Well, there are a few things you should always watch out for when it comes to reading the popular headlines:

1. Who is paying for the study? If it’s not disclosed in the article, beware.

2. Is it just an epidemiological-statistical study? Or are some real doctors and clinical observations involved? Epidemiological studies are designed to examine associations within a population. They can never prove causation in an individual.

3. Is there a lot of “number crunching” involved in presenting the data? Or can the results be stated in simple terms? As Mark Twain oft quoted, “There are three kinds of lies: lies, damned lies and statistics.”

4. Is the reporter writing about the study a qualified science journalist? They seem to be a dying breed. But there are still a few at the better papers and news channels.

5. Are the “experts” being quoted actually qualified? This deficiency is often a real problem when it comes to reporting on alternative, complementary, and natural-medicine topics. Beware of regular physicians who have just “discovered” truths about nutrition and natural healing that would have been known to anthropologists and biologists for decades.

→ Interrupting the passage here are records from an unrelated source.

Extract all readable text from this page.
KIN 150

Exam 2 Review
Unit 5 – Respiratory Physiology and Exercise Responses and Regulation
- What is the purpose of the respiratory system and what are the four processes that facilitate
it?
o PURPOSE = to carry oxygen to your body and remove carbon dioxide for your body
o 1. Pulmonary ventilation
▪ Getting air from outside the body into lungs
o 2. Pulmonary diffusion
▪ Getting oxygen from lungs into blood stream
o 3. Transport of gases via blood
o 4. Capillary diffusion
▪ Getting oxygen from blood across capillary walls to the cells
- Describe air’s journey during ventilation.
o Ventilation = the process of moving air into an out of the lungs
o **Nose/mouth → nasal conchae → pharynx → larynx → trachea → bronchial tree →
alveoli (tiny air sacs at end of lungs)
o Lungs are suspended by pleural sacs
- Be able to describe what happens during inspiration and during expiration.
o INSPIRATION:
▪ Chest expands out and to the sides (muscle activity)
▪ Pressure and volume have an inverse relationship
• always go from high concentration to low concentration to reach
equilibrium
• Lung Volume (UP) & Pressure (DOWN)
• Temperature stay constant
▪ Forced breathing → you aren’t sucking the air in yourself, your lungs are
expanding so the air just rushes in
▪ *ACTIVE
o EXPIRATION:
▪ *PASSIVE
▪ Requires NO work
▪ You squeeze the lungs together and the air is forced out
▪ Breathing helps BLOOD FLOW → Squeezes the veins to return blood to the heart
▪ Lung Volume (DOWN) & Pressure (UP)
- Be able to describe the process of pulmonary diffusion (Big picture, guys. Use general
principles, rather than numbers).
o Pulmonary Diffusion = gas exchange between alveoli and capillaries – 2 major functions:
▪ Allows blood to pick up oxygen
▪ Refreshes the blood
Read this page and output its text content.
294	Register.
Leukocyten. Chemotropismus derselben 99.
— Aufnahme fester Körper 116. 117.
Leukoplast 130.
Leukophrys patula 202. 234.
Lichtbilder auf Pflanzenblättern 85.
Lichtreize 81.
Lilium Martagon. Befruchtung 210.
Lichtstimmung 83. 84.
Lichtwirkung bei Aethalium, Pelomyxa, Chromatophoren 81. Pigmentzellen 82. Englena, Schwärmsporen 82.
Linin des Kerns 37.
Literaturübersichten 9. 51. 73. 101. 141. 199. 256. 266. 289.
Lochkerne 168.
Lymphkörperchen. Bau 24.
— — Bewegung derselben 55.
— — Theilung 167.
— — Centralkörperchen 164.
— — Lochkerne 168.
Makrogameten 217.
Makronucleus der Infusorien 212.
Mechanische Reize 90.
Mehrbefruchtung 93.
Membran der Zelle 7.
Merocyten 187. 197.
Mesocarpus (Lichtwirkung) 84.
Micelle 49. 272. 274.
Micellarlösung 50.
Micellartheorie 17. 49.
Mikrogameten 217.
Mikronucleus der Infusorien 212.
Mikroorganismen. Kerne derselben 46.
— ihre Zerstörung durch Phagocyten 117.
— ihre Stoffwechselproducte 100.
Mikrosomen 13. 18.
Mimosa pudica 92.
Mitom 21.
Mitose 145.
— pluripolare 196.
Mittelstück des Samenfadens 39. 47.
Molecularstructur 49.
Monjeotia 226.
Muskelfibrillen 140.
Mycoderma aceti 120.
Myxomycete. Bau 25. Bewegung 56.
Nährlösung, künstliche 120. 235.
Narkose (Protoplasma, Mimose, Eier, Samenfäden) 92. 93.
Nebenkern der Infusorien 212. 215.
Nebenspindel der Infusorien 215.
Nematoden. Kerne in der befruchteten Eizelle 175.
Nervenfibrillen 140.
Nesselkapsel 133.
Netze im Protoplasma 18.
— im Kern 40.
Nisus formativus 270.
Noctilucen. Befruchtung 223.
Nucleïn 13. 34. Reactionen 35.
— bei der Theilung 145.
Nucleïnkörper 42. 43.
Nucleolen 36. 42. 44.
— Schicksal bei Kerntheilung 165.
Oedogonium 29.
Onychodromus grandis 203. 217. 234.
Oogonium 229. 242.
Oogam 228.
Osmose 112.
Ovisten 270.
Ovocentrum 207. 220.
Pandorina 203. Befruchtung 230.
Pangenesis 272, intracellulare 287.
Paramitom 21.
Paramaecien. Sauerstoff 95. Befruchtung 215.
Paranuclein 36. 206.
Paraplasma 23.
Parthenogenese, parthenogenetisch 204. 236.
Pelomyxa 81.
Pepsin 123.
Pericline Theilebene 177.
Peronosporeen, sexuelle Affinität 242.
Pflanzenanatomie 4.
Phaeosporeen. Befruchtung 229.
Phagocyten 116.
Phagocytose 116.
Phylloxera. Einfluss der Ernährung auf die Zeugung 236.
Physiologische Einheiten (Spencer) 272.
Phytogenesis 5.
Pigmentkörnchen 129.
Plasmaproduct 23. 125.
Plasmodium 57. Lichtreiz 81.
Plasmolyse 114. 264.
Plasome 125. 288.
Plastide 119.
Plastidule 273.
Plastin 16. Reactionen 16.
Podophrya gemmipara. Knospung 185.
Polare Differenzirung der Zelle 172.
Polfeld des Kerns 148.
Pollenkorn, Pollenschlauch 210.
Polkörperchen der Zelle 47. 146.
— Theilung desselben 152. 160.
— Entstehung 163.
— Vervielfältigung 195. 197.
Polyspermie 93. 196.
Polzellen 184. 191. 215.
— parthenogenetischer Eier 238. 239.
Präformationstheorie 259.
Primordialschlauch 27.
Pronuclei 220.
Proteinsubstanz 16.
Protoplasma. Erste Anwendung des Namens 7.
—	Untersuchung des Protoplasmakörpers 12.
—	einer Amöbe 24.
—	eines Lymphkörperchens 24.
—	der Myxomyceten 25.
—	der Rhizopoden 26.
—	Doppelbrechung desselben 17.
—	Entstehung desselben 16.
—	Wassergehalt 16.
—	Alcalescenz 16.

And of course, at the end of the day, you can always just stick with me.

I’ll separate the scientific facts from big pharma’s fiction for you—and show you what you really need to know for good health.

*Previous Daily Dispatches and issues of Insiders’ Cures can be downloaded for free on the website.


1 Research!America. Members and Supporters. Accessed May 2, 2014.

2 Jones, CW, et al. Non-publication of large randomized clinical trials: cross sectional analysis. BMJ 2013;347:f6104.

3 Hill, KP, et al. The ADVANTAGE Seeding Trial: A Review of Internal Documents. Ann Intern Med. 2008;149(4):251-258. doi:10.7326/0003-4819-149-4-200808190-00006.

4 Substance Abuse and Mental Health Services Administration. Emergency Department Visits for Adverse Reactions Involving the Insomnia Medication Zolpidem. Accessed May 2, 2014.

5 Guallar, E, et al. Enough Is Enough: Stop Wasting Money on Vitamin and Mineral Supplements. Ann Intern Med. 2013;159(12):850-851. doi:10.7326/0003-4819-159-12-201312170-00011.

6 Koeth, RA, et al. Intestinal microbiota metabolism of L-carnitine, a nutrient in red meat, promotes atherosclerosis. Nature Medicine 19, 576–585 (2013) doi:10.1038/nm.3145.

7 . DiNicolantonio, JJ, et al. L-Carnitine in the Secondary Prevention of Cardiovascular Disease: Systematic Review and Meta-analysis. Mayo Clinic Proceedings Volume 88, Issue 6, Pages 544–551, June 2013.

8 The Pew Charitable Trusts. Persuading the Prescribers: Pharmaceutical Industry Marketing and its Influence on Physicians and Patients. Accessed May 2, 2014.